Comput Biol Med. 2009 Jul;39(7):646-9. doi: 10.1016/j.compbiomed.2009.04.008. Epub 2009 May 28.
Gene expression datasets is a means to classify and predict the diagnostic categories of a patient. Informative genes and representative samples selection are two important aspects for reducing gene expression data. Identifying and pruning redundant genes and samples simultaneously can improve the performance of classification and circumvent the local optima problem. In the present paper, the modified particle swarm optimization was applied to selecting optimal genes and samples simultaneously and support vector machine was used as an objective function to determine the optimum set of genes and samples. To evaluate the performance of the new proposed method, it was applied to three publicly available microarray datasets.
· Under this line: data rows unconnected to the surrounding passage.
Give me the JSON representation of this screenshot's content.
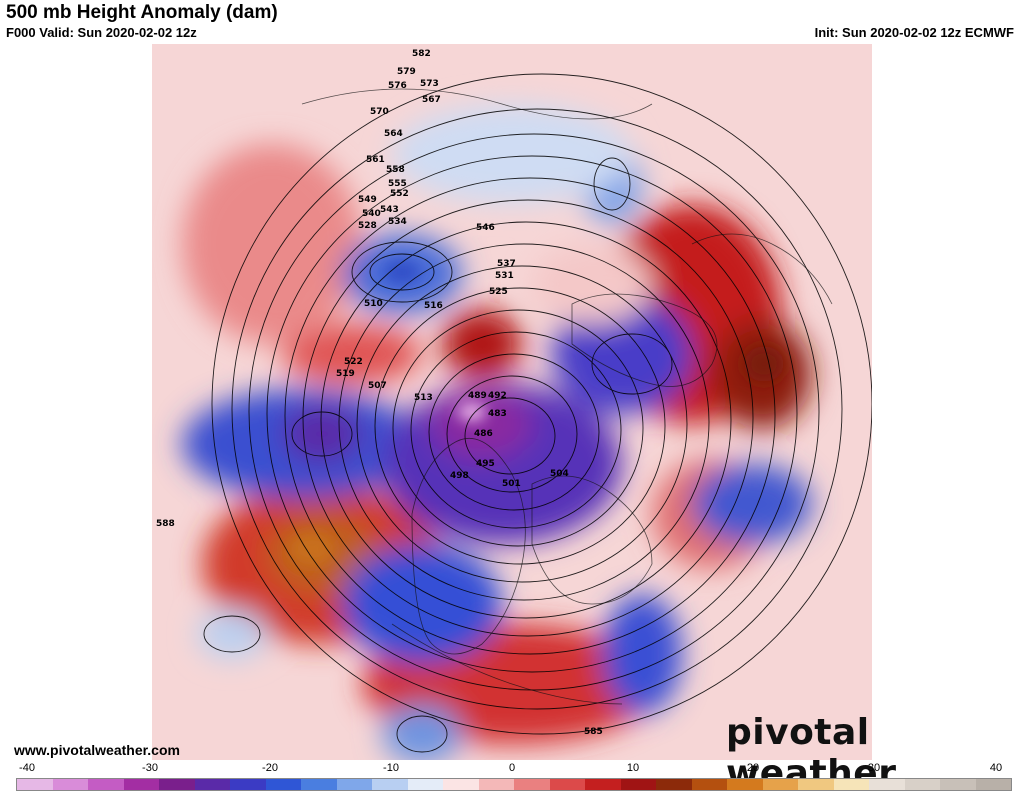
{
  "header": {
    "title": "500 mb Height Anomaly (dam)",
    "valid": "F000 Valid: Sun 2020-02-02 12z",
    "init": "Init: Sun 2020-02-02 12z ECMWF"
  },
  "footer": {
    "url": "www.pivotalweather.com",
    "brand": "pivotal weather"
  },
  "colorbar": {
    "ticks": [
      "-40",
      "-30",
      "-20",
      "-10",
      "0",
      "10",
      "20",
      "30",
      "40"
    ],
    "colors": [
      "#e6b8e6",
      "#d98cd9",
      "#c45cc4",
      "#a32ea3",
      "#7a1f8c",
      "#5a2aa8",
      "#3b3bc4",
      "#2f56d6",
      "#4a7ee0",
      "#7fa7ea",
      "#b8cff2",
      "#e4ecf8",
      "#fbe4e4",
      "#f4b8b8",
      "#ea8080",
      "#dc4a4a",
      "#c41f1f",
      "#a01414",
      "#8c2a0a",
      "#b4500f",
      "#d47a1e",
      "#e6a24a",
      "#f0c880",
      "#f6e4b8",
      "#e8e0d8",
      "#d8d0c8",
      "#c8c0b8",
      "#b8b0a8"
    ]
  },
  "map": {
    "contour_labels": [
      "582",
      "579",
      "576",
      "573",
      "567",
      "570",
      "564",
      "561",
      "558",
      "555",
      "552",
      "549",
      "543",
      "540",
      "534",
      "528",
      "522",
      "519",
      "510",
      "516",
      "546",
      "537",
      "531",
      "525",
      "513",
      "507",
      "504",
      "501",
      "498",
      "495",
      "492",
      "489",
      "486",
      "483",
      "588",
      "585"
    ]
  }
}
It has been demonstrated that the proposed method for gene and sample selection is a useful tool for mining high dimension data.
基因表达数据集是对患者诊断类别进行分类和预测的一种手段。信息基因和代表性样本的选择是减少基因表达数据的两个重要方面。同时识别和去除冗余基因和样本可以提高分类性能并规避局部最优问题。在本文中,改进的粒子群优化算法被应用于同时选择最优基因和样本,支持向量机被用作目标函数来确定基因和样本的最优集。为了评估新提出方法的性能,将其应用于三个公开可用的微阵列数据集。结果表明,所提出的基因和样本选择方法是挖掘高维数据的有用工具。